Can we trust the conclusion in peer-review publications? A review of quality improvement intervention studies

Article type
Authors
Li, L, Moja L, Romero A, Grimshaw J
Abstract
Objective: To assess the appropriateness of conclusions reported in recently published quality improvement (QI) intervention studies in relation to the study design.

Design: We hand-searched 11 major medical journals or health services research journals for randomized and non-randomized evaluations of QI interventions (RCTs, non-RCTs) published between January 2002 and December 2003. Eligible studies were those evaluating interventions that aimed to change health professional behaviours based on research evidence. Two reviewers extracted data for each trial, including study characteristics and all statements addressing the causal effect between the intervention and outcomes. A 38-member clinical epidemiology international panel rated each statement on a Likert scale (range 1-7, higher = stronger causal relationship), assuming that all quotes were from well designed RCTs. In studies where more than one quote was extracted, only the highest score was used since the strongest causal statement provided the most definitive message. Student's t-tests were used to compare ratings for RCTs and non-RCTs.

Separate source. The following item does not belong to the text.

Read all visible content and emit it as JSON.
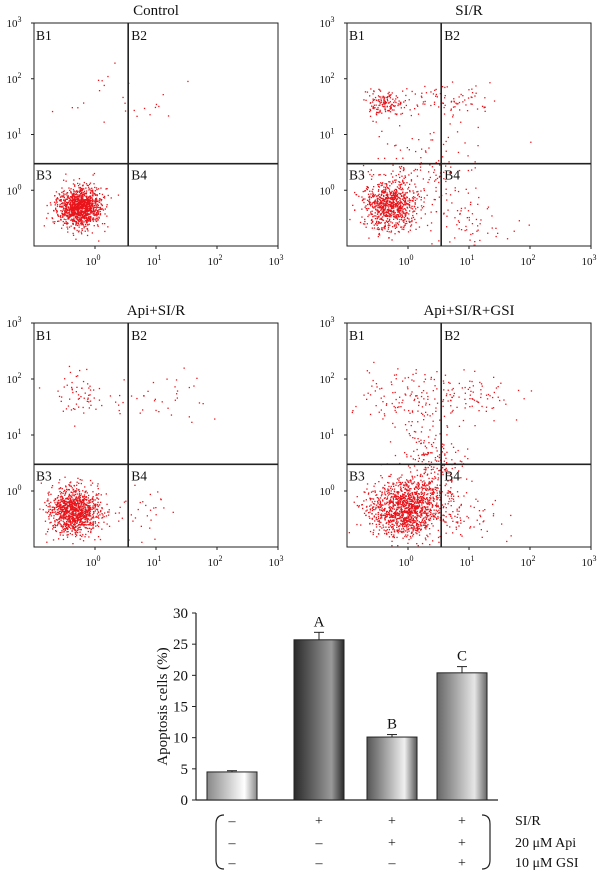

Results: Of the 4543 titles hand-searched, 73 articles were included (RCTs=38; non-RCTs=35) and 207 causality quotes were extracted (abstract=68; main text=139). 7 studies had no abstract quote and 5 had no main text quote. Hence, ratings of 66 abstract quotes (RCTs=34; non-RCTs=32) and 68 main text quotes (RCTs=34; non-RCTs=34) were analysed. Ratings were received from 34 panelists (response rate=89.5%). Among the abstract quotes, the mean causality rating was significantly higher in the non-RCTs (5.10+-1.10, versus 4.08+-1.58 in RCTs; p=0.04). A similar trend was found in the main text quotes (RCTs = 4.63 +- 1.60; non-RCTs = 5.23 +- 1.27; p=0.09). In the subgroup analysis, a statistically significant difference was only found in studies reporting no effects or mixed results in the abstracts (RCTs = 3.47 +- 1.31; non-RCT = 4.54 +- 1.22; p=0.016).

Conclusions: Our results suggest that non-RCTs evaluating QI interventions might have overstated the strength of causality in their abstracts and main text.